THE STRANGEST THING HAPPENED TO ME Tuesday morning at Montgomery County Community College. There I was, minding my own business, when this crazy old white guy lunged at my throat. Fortunately I was able to beat off my attacker with my camera, but it was a close call, I want to tell you. I was able to provide police with a good description of the man because I took this picture at the moment he went berserk.
Whew! A couple of more inches and he would have shaken my hand.
I kid the Republican nominee for president of the United States. John McCain is a good man. Out of his freakin' mind, but a good man nonetheless. I stood in a gymnasium full of suburban Republicans to listen to John McCain's speech at MC3, and I came away with this impression of the crowd:
These people look just like me, and yet we have nothing in common. They were overwhelmingly white and overwhelmingly middle aged -- if we can call 60 the new middle age. I counted -- and it was easy -- two black faces in a crowd of perhaps 2,000 people who had come to hear McCain. Middle aged white men. Middle aged white women. Lots of grandchildren. Lots of under-voting-age youngsters. But virtually noone of color or obvious recent-immigrant background. The two black faces belonged to stylishly dressed professional women. I saw one Asian male. What I didn't see were more than a handful of people of any race, color or creed over the age of 20 and under that age of 45.
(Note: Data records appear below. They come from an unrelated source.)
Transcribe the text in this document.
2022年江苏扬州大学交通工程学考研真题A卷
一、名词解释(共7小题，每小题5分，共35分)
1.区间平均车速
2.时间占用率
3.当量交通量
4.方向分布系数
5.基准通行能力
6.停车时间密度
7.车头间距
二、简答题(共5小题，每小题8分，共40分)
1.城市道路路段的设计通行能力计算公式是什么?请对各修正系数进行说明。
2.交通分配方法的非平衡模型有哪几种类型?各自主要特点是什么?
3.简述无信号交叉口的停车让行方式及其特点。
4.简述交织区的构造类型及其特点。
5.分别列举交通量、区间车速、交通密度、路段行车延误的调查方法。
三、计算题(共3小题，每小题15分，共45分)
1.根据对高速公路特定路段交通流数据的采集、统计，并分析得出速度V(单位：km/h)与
So what does that mean? You tell me.
Everyone that age was at work, you could say. But how do you explain the disproportionate number of school-age children. As far as I know, Tuesday was a school day as well as a work day in Montgomery County. McCain's visit was important enough for the kids to skip school, but not for their mothers or fathers to miss work. Is that a fair observation?
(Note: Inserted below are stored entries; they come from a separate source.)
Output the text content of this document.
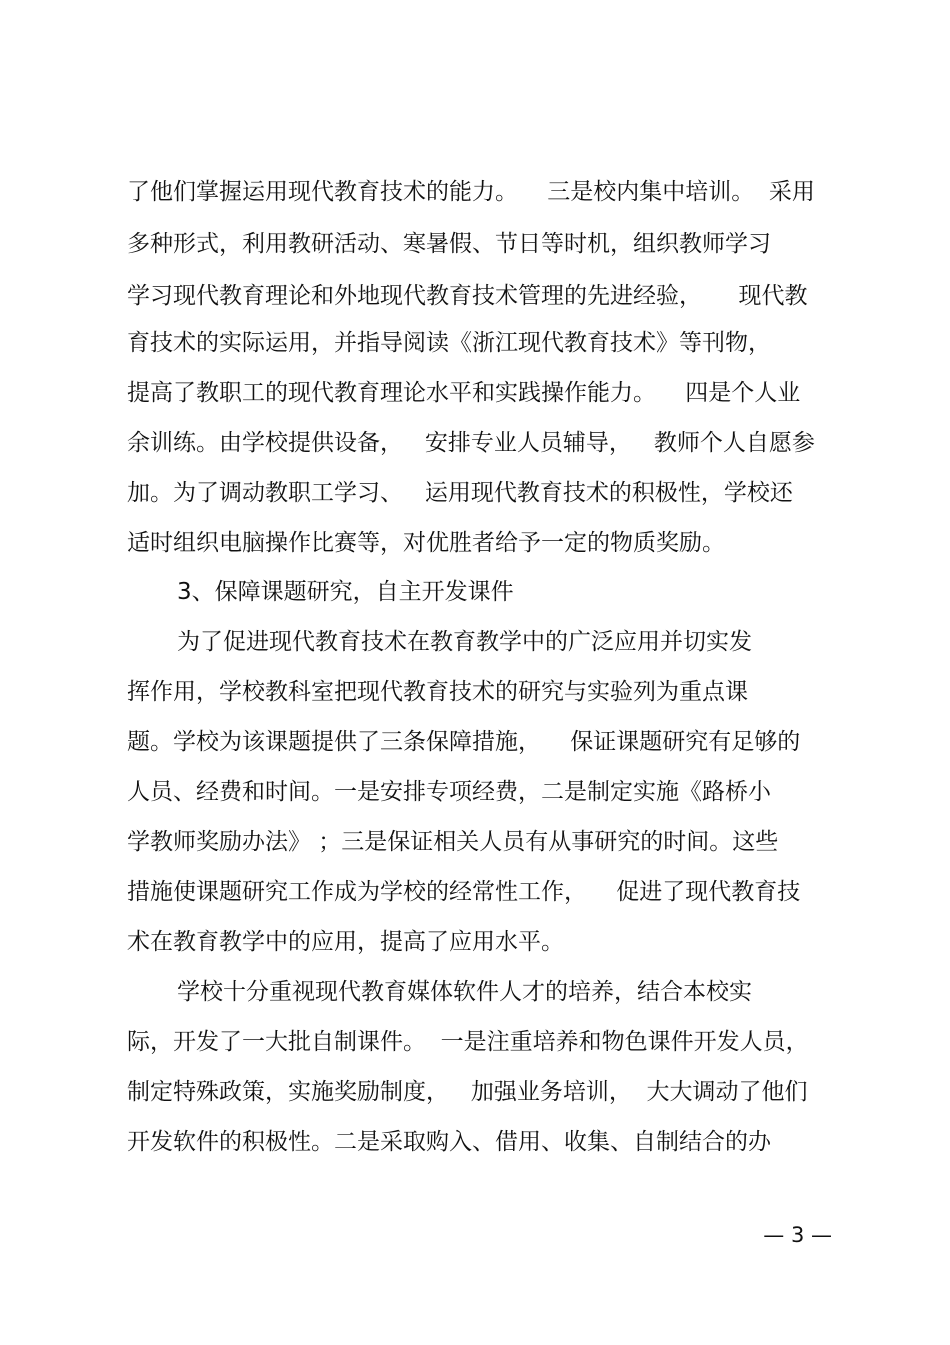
了他们掌握运用现代教育技术的能力。    三是校内集中培训。  采用
多种形式，利用教研活动、寒暑假、节日等时机，组织教师学习
学习现代教育理论和外地现代教育技术管理的先进经验，     现代教
育技术的实际运用，并指导阅读《浙江现代教育技术》等刊物，
提高了教职工的现代教育理论水平和实践操作能力。    四是个人业
余训练。由学校提供设备，   安排专业人员辅导，   教师个人自愿参
加。为了调动教职工学习、   运用现代教育技术的积极性，学校还
适时组织电脑操作比赛等，对优胜者给予一定的物质奖励。
3、保障课题研究，自主开发课件
为了促进现代教育技术在教育教学中的广泛应用并切实发
挥作用，学校教科室把现代教育技术的研究与实验列为重点课
题。学校为该课题提供了三条保障措施，    保证课题研究有足够的
人员、经费和时间。一是安排专项经费，二是制定实施《路桥小
学教师奖励办法》 ；三是保证相关人员有从事研究的时间。这些
措施使课题研究工作成为学校的经常性工作，    促进了现代教育技
术在教育教学中的应用，提高了应用水平。
学校十分重视现代教育媒体软件人才的培养，结合本校实
际，开发了一大批自制课件。  一是注重培养和物色课件开发人员，
制定特殊政策，实施奖励制度，   加强业务培训，  大大调动了他们
开发软件的积极性。二是采取购入、借用、收集、自制结合的办
— 3 —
What struck me also was the evident ill-ease many in the crowd communicated, with body language and comments, about being on a college campus. I heard remarks I haven't heard since 1968 from some of the people standing in line outside the Phys Ed Building waiting to enter the two auditoriums where the candidate spoke either live or via video screen.
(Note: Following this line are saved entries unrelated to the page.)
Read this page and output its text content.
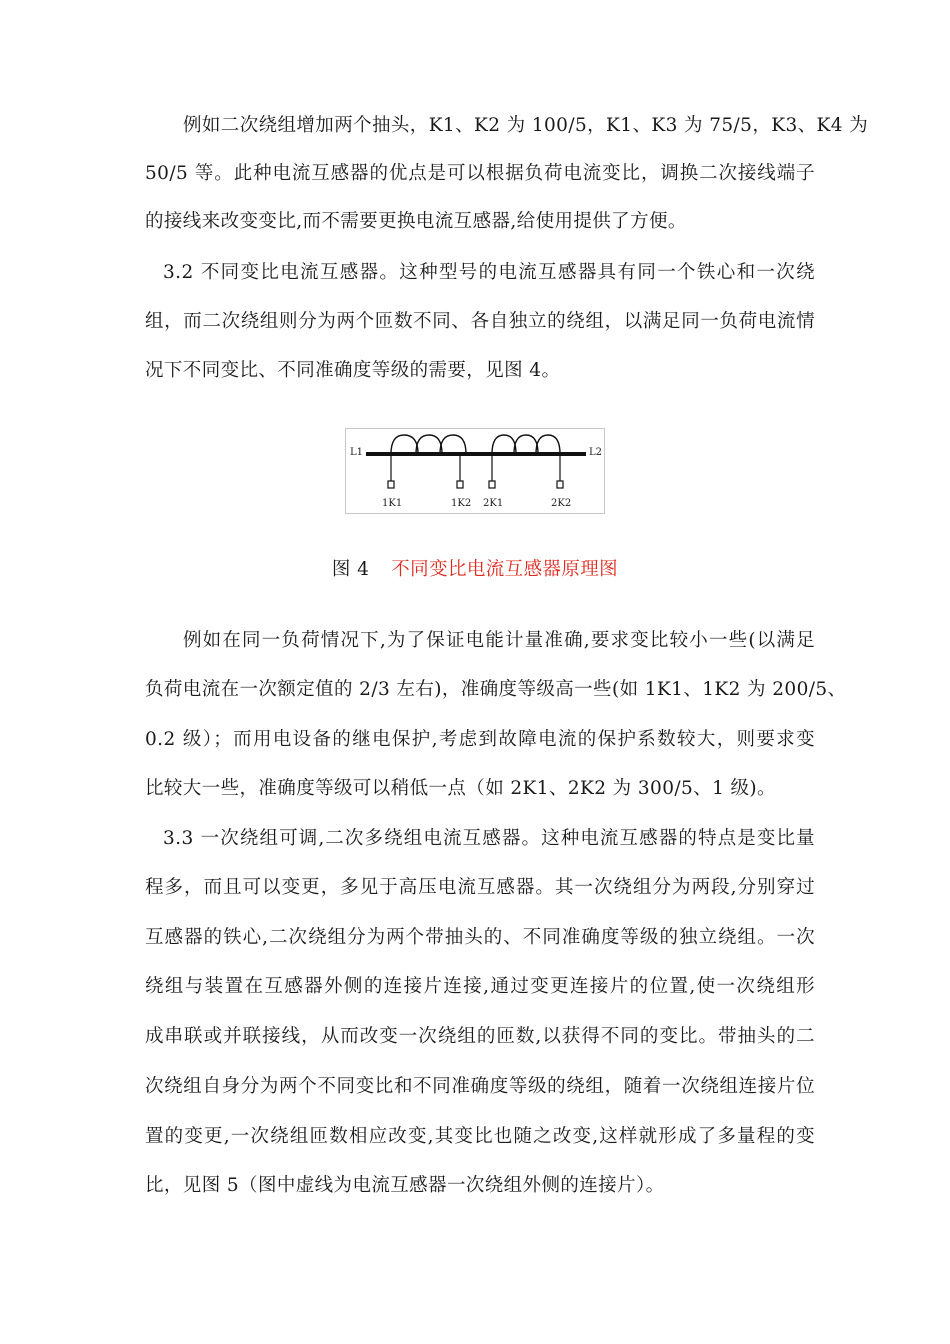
例如二次绕组增加两个抽头，K1、K2 为 100/5，K1、K3 为 75/5，K3、K4 为
50/5 等。此种电流互感器的优点是可以根据负荷电流变比，调换二次接线端子
的接线来改变变比,而不需要更换电流互感器,给使用提供了方便。
3.2 不同变比电流互感器。这种型号的电流互感器具有同一个铁心和一次绕
组，而二次绕组则分为两个匝数不同、各自独立的绕组，以满足同一负荷电流情
况下不同变比、不同准确度等级的需要，见图 4。
L1	L2
1K1	1K2 2K1	2K2
图 4 不同变比电流互感器原理图
例如在同一负荷情况下,为了保证电能计量准确,要求变比较小一些(以满足
负荷电流在一次额定值的 2/3 左右)，准确度等级高一些(如 1K1、1K2 为 200/5、
0.2 级）；而用电设备的继电保护,考虑到故障电流的保护系数较大，则要求变
比较大一些，准确度等级可以稍低一点（如 2K1、2K2 为 300/5、1 级)。
3.3 一次绕组可调,二次多绕组电流互感器。这种电流互感器的特点是变比量
程多，而且可以变更，多见于高压电流互感器。其一次绕组分为两段,分别穿过
互感器的铁心,二次绕组分为两个带抽头的、不同准确度等级的独立绕组。一次
绕组与装置在互感器外侧的连接片连接,通过变更连接片的位置,使一次绕组形
成串联或并联接线，从而改变一次绕组的匝数,以获得不同的变比。带抽头的二
次绕组自身分为两个不同变比和不同准确度等级的绕组，随着一次绕组连接片位
置的变更,一次绕组匝数相应改变,其变比也随之改变,这样就形成了多量程的变
比，见图 5（图中虚线为电流互感器一次绕组外侧的连接片）。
"Why don't they get a job?" one middle aged lady groused about the nine college-aged "protesters" (five white, four black, seven men, two women) who were ordered by the Secret Service to stand about 40 yards away from the McCain supporter's queue. To which I thought to myself, "Because they're college students, lady. And guess what? They probably all have jobs to pay their way through community college."
I kept waiting for someone to shout, "Get a haircut." but the only hippie length hair was on a white guy with a modest 'fro. These were the most polite demonstrators you ever saw. And all they did was stand silently holding Obama-Biden signs, with one comedian-provocatuer occassionally shouting barely loud enough to be heard, "Liberals do it better."
What struck me as comical was how so many in this Republican crowd seemed to take offense at this modest demonstration of political dissent on a college campus. These kids were as polite as the first black demonstrators who tried to sit at a lunch counter at Woolworths in the Deep South in the early 1960's. "Why do you refuse to serve me?" I remember one young man repeating to a mortified waitress as he was being led away in handcuffs on the TV news when I was a kid.
"They make me sick," I heard a Republican lady say about the Obama supporters at Montgomery County Community College.
We've come a long way in America, but we have miles to go before we sleep.